Suitable alternative employment

You might be able to take another role with your employer if you're legally classed as an employee. This is called 'suitable alternative employment'.

If there's a suitable alternative role, your employer must offer it to you or someone else who is being made redundant. If they do not, you could make a claim to an employment tribunal for unfair dismissal.

You should not have to apply for the role. If more than one employee is interested in the same role, your employer must:

  • offer the role to any employees on maternity leave, shared parental leave or adoption leave first
  • follow a fair process for all other employees, for example holding interviews for the role

Your employer should offer the alternative role before your current role ends.

You do not have to take the job if you do not think it's suitable. Whether a job is suitable usually depends on:

  • how much you'll be paid and what benefits you'll get, for example pension
  • where the job is – it may be further for you to travel
  • how similar the role is to your current job
  • what terms you're being offered
  • your skills and abilities in relation to the role

When the alternative role starts

The alternative role must start within 4 weeks of your current role ending. If not, you'll still qualify as redundant and should get redundancy pay.

Trial period

You have the right to a 4-week trial period in an alternative role. This should start after you've worked your notice period and your previous contract has ended.

It's a good idea to get the dates for the trial period in writing. If you need longer to train for a job, get your employer's agreement in writing with a clear end date. This avoids any confusion or disputes if the trial does not work out.
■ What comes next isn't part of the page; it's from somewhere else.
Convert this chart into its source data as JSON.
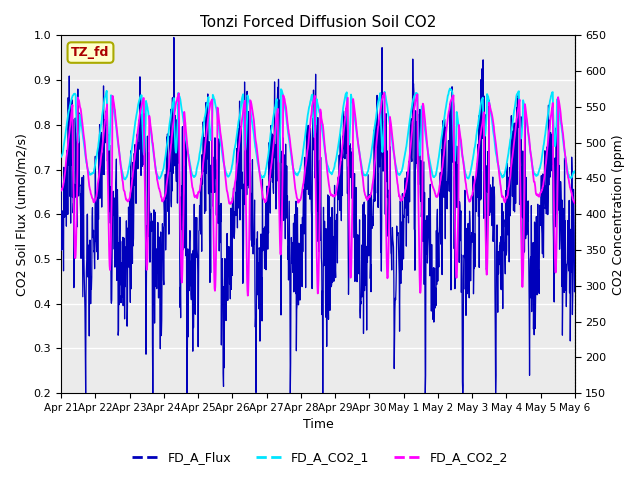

If you are in the new role beyond the 4-week trial you will lose the right to redundancy. This is unless you agreed a longer trial period with your employer.

If the new role is unsuitable, you may leave at any time in the 4-week trial without having to give additional notice.

If your employer offers you more than one job, you can try each for 4 weeks.

Turning down the job

If you think the job is not suitable, you need to tell your employer in writing. If you do not, you could lose your right to redundancy pay.

You need to have a good reason why it's not suitable, for example:

  • the job is on lower pay
  • health issues stop you from doing the job
  • you have difficulty getting there, for example because of a longer journey, higher cost or lack of public transport
  • it would cause disruption to your family life

Your contract could say you have to work anywhere your employer asks you to (a 'mobility clause'). This might mean that turning down a job because of its location could risk your right to redundancy pay.

If your employer does not agree

If your employer does not accept your reasons for turning down the job, they could refuse to pay your redundancy pay.

You should try and reach an agreement by raising it informally first. You can do this by talking to your employer.

If you've already tried to resolve things informally, you can raise a grievance. This is where you make a formal complaint to your employer.